The family received advice and guidance from uno form in Aarhus, who fulfilled their wish with a Kiesel grey-coloured Shaker kitchen. Both the workshop and the backsplash behind the gas cooker are quartzite, creating depth against the light surfaces with its beautiful veins. The Quooker faucet, the sink, the attachment for the oak ladder and the handles are all brass, a neat detail that makes the kitchen come together.
The dishwasher has been fitted with a custom door made to look like three drawers to preserve the symmetrical look of the kitchen island. The floor-to-ceiling cabinets disguise the fridge and freezer as well as providing plenty of storage space. The kitchen drawers are made of solid oak, a quality detail repeated in the pocket-door cabinet, which holds the coffee maker as well as some beautiful cups and jugs.
The kitchen now looks as if it was always there. The kitchen-dining room has become the heart of the house where the family gathers every day and guests eat when they visit.
“We think it’s a beautiful kitchen, and we’re thrilled with the result. It gets a lot of positive reactions from our guests, too.
You don’t end up feeling isolated in the kitchen, because now you can have conversations with guests while preparing the food in the kitchen, so you’re much more present. We also love the way it’s integrated into the dining room and how it makes the entire house come together in a much more harmonious way than before,” says Marlene Kjær.
The bookcase that was originally part of the library is now used as a display cabinet. Marlene Kjær has replaced the old handles with the same brass ones used in the rest of the kitchen. The brass handles have also been adorned with another careful detail in the form of cognac-coloured leather, tying in with the dining chairs in the same colour and material.

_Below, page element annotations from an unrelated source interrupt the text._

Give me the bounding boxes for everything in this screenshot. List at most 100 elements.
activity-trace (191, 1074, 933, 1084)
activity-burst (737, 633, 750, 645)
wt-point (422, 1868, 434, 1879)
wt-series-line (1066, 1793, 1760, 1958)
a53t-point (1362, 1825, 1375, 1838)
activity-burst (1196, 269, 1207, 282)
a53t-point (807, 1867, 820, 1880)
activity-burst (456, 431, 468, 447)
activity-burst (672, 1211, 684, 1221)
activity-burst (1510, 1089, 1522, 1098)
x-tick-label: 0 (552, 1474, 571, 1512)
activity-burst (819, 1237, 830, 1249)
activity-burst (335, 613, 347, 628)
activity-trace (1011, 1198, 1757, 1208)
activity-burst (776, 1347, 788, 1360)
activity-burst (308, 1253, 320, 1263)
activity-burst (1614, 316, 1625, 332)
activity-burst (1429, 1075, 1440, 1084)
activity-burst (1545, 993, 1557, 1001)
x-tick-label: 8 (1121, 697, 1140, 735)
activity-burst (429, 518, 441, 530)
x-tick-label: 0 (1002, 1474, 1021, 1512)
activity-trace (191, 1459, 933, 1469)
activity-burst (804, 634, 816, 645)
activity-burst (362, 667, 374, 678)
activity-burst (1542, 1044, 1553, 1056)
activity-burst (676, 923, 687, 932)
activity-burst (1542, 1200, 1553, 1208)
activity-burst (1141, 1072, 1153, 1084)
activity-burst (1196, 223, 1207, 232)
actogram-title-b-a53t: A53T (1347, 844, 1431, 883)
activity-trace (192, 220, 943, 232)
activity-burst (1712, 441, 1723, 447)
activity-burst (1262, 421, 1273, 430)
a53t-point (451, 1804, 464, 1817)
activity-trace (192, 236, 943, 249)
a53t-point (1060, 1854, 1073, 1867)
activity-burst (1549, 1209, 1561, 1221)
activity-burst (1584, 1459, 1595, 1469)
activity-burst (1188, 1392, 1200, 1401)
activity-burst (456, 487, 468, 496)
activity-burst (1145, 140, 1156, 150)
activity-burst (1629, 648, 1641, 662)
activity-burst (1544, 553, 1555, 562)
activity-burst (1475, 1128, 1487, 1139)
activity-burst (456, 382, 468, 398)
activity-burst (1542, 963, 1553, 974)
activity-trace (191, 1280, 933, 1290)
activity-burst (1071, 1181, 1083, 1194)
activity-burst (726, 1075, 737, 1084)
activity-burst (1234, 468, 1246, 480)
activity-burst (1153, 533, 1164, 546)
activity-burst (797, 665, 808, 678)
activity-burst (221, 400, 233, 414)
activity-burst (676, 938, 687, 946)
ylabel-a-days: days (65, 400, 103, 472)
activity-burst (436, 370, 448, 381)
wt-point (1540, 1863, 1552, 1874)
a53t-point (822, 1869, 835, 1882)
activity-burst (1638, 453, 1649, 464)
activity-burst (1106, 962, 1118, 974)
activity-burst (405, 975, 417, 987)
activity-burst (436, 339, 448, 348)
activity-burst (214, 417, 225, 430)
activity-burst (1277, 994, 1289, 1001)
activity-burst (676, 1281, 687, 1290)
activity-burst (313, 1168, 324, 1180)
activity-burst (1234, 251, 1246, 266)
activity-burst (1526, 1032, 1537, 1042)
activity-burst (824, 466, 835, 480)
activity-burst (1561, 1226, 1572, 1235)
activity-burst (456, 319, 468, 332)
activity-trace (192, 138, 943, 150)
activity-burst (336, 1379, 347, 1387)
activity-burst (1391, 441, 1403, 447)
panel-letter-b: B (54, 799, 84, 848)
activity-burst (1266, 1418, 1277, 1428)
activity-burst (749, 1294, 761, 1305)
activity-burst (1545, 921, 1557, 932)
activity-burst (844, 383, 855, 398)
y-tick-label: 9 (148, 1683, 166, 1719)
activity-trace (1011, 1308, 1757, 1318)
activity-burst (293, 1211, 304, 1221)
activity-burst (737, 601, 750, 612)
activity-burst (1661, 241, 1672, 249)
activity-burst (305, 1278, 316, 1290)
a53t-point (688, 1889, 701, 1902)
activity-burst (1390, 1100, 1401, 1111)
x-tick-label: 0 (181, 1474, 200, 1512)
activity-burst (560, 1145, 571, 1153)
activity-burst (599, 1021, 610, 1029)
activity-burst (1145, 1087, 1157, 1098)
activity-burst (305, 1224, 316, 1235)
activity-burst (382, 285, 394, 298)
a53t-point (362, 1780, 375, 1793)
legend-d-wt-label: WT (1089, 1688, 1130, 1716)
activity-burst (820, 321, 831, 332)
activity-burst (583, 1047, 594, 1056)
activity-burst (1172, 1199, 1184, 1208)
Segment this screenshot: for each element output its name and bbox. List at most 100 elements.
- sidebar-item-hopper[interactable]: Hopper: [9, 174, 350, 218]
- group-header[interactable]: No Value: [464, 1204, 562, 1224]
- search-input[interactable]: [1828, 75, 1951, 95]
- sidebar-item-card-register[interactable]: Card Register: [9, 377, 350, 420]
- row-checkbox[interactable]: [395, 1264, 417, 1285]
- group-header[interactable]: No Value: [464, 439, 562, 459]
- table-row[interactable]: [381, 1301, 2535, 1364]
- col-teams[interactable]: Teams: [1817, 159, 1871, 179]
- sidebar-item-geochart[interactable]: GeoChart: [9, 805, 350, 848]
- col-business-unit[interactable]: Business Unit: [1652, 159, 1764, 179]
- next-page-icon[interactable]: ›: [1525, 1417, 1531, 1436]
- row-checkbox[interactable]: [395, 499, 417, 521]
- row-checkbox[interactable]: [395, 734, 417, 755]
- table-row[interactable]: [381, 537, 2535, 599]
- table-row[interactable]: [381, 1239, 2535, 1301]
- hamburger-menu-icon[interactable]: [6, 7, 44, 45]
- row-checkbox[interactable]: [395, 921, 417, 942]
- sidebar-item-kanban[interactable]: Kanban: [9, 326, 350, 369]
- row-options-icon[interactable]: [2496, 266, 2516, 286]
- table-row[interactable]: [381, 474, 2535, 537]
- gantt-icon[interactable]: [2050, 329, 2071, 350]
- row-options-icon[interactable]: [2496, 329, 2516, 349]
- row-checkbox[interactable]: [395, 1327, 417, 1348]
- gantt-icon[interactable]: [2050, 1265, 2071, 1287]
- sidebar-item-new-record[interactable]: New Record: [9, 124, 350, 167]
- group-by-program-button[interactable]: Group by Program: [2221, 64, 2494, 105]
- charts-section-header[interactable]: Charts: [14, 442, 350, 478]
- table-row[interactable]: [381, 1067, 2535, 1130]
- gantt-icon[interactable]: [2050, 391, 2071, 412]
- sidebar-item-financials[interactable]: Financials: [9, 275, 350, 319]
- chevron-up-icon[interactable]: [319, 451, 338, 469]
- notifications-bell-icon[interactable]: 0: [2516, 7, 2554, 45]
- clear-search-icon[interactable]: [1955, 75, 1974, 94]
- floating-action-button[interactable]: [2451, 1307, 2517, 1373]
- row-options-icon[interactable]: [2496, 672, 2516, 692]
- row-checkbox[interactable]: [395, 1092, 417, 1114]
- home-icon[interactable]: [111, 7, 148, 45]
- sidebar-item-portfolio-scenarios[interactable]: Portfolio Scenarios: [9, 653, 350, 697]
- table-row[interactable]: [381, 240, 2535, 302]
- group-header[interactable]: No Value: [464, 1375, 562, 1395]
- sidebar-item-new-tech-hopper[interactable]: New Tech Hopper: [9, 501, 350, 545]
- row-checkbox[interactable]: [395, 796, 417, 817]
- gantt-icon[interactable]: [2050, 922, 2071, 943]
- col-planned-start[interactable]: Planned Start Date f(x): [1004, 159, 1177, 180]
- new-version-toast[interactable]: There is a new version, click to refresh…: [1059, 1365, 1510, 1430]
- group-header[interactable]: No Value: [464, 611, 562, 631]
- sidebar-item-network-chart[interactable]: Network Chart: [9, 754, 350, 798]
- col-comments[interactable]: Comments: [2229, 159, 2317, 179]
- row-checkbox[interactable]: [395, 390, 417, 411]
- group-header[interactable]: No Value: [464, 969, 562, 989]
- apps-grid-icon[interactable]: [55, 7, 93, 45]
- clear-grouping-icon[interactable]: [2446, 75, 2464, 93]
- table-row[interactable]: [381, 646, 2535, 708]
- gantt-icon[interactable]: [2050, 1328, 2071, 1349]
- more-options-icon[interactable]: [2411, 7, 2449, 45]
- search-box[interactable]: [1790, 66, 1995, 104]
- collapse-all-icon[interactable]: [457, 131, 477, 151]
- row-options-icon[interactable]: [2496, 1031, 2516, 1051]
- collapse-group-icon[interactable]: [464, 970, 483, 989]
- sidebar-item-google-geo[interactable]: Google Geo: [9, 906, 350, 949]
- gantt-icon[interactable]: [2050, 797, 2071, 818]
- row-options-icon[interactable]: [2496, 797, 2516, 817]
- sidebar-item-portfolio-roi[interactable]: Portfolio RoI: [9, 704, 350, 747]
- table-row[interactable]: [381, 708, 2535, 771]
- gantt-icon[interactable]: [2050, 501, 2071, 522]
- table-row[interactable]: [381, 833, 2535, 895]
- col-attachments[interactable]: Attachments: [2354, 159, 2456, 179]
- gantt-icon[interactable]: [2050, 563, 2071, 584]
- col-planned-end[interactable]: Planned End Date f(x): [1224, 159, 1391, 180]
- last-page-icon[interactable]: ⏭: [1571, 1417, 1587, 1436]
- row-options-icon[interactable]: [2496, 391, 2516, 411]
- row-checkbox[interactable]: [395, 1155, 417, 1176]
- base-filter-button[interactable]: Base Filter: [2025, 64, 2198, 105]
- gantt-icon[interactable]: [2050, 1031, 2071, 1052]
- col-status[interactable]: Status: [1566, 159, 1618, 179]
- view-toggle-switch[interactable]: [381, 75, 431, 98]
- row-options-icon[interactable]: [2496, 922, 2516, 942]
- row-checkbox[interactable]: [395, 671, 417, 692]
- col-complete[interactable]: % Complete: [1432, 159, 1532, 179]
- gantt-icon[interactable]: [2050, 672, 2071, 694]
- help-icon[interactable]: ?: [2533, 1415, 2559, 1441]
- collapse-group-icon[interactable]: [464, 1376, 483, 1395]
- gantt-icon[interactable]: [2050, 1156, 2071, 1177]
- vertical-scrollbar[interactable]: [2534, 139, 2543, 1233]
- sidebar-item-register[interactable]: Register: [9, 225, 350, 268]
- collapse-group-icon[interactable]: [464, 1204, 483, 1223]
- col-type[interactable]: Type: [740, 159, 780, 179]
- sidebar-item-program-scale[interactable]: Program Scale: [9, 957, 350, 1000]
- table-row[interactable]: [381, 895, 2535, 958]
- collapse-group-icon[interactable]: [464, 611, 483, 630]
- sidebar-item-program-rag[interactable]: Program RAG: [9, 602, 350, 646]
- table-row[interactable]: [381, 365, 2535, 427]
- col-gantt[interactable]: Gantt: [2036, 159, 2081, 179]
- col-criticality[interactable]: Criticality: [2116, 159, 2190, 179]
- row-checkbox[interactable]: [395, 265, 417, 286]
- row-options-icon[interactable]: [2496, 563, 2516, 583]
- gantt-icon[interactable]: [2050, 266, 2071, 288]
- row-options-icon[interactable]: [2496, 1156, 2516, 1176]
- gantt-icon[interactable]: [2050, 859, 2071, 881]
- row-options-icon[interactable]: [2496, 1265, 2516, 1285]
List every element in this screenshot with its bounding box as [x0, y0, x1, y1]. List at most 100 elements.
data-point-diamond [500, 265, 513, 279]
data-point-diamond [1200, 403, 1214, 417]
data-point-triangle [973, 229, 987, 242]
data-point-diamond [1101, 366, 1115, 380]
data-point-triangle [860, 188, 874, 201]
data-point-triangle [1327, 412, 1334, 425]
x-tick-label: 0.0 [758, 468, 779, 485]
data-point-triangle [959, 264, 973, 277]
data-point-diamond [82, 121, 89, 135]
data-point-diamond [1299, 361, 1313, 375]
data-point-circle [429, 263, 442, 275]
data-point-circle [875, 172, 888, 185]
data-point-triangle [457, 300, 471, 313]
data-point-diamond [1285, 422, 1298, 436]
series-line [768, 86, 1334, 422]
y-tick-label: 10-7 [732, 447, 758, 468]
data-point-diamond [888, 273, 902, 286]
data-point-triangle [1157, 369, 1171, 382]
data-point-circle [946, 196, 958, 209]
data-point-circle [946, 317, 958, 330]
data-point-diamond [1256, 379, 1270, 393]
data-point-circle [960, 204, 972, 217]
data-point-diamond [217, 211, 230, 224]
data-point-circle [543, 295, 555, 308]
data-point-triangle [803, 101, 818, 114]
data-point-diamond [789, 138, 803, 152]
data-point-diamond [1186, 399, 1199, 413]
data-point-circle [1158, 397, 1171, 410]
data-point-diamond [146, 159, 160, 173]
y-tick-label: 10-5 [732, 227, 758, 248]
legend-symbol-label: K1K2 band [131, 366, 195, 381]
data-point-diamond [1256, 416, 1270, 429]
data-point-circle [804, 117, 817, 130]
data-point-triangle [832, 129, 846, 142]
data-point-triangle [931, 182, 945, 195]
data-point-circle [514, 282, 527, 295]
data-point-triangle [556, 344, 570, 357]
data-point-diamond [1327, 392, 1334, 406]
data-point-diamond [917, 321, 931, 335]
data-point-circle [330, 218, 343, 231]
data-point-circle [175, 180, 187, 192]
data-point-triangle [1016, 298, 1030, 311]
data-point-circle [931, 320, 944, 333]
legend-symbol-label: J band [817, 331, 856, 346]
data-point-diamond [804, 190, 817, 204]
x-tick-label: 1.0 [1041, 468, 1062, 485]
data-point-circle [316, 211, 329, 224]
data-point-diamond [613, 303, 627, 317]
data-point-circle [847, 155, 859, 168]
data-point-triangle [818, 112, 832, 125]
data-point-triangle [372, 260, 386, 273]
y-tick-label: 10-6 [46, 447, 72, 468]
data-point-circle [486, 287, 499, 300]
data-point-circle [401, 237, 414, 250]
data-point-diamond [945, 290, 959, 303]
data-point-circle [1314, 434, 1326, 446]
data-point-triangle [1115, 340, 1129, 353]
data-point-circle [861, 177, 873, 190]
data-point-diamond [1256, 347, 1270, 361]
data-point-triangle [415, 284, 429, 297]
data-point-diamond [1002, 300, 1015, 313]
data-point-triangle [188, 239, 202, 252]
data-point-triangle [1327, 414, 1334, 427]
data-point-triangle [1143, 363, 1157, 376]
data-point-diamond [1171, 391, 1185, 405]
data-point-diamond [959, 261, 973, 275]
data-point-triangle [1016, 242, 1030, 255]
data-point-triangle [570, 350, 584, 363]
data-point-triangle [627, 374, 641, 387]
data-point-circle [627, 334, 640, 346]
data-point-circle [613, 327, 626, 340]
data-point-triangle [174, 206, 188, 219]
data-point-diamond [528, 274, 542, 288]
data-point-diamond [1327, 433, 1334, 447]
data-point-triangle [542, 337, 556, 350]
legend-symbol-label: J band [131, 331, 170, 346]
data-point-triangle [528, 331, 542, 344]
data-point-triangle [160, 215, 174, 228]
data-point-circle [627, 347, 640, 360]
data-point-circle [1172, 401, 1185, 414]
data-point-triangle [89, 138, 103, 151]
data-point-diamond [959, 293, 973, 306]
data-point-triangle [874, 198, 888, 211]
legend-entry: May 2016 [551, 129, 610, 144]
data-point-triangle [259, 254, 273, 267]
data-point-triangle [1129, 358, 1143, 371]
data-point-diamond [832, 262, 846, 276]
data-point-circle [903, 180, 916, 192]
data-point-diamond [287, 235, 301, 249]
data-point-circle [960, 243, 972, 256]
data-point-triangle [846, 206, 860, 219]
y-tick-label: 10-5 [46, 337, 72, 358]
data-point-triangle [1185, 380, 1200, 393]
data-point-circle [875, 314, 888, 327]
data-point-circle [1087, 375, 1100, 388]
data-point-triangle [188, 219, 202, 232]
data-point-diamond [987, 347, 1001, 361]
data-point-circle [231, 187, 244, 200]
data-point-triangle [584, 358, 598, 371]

“My favourite spot is the kitchen island, where I like to stand in the evenings and watch the news on my iPad while I cook. Standing there cutting vegetables – it’s just so relaxing,” says Marlene Kjær.
Who lives here?
Marlene Kjær, artist, author of “Karen, Kjær & kunsten” and owner of Galleri Marlene Kjær in Aarhus.
Where is it?
300 square-metre luxury villa from 1936 in the fashionable Marselisborg area of Aarhus, Denmark.